We had the same terraform git reference issue, and the solution that worked for us with not side effects was to:

  1. Perform the usual checkout of the terraform repo
  2. Find all git references across all terraform files in the local copy of the repo and replace the org name in the URL with the System.AccessToken.
  3. Perform terraform init and the usual subsequent commands

This works every time, is scoped to the current pipeline run, and does not have cross-process security implications.

One caveat: If the terraform has nested git references (i.e., one terraform repo references another repo that also has repo references) then it becomes much more difficult to deal with. However, the recommendation from hashicorp/terraform is that nested references should not be a practice - such practice is an indicator of other structural problems that should be resolved first.

steven-hyland commented 2 years ago

Thanks for the comment, but there's a few other things that affect what I think you're saying. Sorry if these weren't clear:

We have the nested git references problem that you describe. We were initially doing your same steps to resolve, but the problem was that terraform init would break and fail because it downloads the other modules during that step. So the process was to run terraform init and fix up the URLs in a loop until it didn't break anymore. This is dumb, so we are very incentivized to find a cleaner approach, as I'm sure you can understand.

The current method does effectively the same thing - replacing the URL to include the token - just at the git config level instead of in each individual file. It just makes sense to me that if the git credential manager on my dev machine can handle this scenario fine, there's got to be a similarly simple way to make it work in CI.

The recommendation from HashiCorp is noted and thanks for mentioning it.
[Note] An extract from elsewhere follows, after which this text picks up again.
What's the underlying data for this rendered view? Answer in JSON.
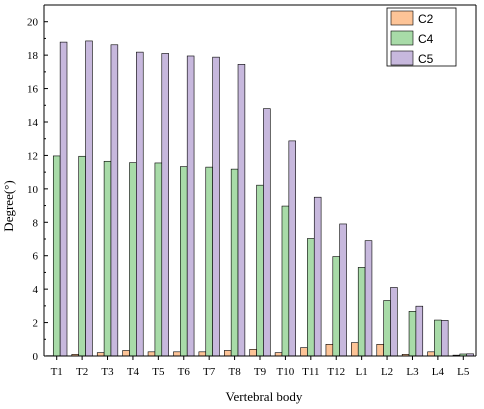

I would be interested to know the specifics of the "structural problems" they mention if you have a link.

steven-hyland commented 2 years ago

Well either way, your comment got me thinking again, and after some experimentation I just discovered that the previous solution posted with the extraHeader options does seem work if I include the --global option. Without that it just continues prompting for a username/password, which it can't do because this is running in CI.

I guess that method and the one I posted are essentially equivalent, but after thinking about it more I do take your point about breaking other processes. Maybe someday in the future this will not be running on an ephemeral image and it will suddenly starting breaking other things. Future me won't like that very much. I'll go back and include an git config --global --unset command at the end of the jobs to account for that. I'll update my first comment above too. Thanks again for your comment - always something new to learn :)

PoulNielsen commented 1 year ago

We do this in a bash task during build (where we have 'Allow script to access oauth token' enable on the phase run on agent, which 'Enables scripts and other processes launched by tasks to access the OAuth Token through the System.AccessToken variable') So on a single line we do:

GIT_CONFIG_COUNT=1 GIT_CONFIG_KEY_0="http.extraHeader" GIT_CONFIG_VALUE_0="Authorization: Bearer $SYSTEM_ACCESSTOKEN" composer update

Or we could do the same with 'git' (which also works..) GIT_CONFIG_COUNT=1 GIT_CONFIG_KEY_0="http.extraHeader" GIT_CONFIG_VALUE_0="Authorization: Bearer $SYSTEM_ACCESSTOKEN" git clone XXXX

Token is not 'unfolded' or shown in any files this way. (From https://stackoverflow.com/questions/11262010/shell-variable-expansion-in-git-config)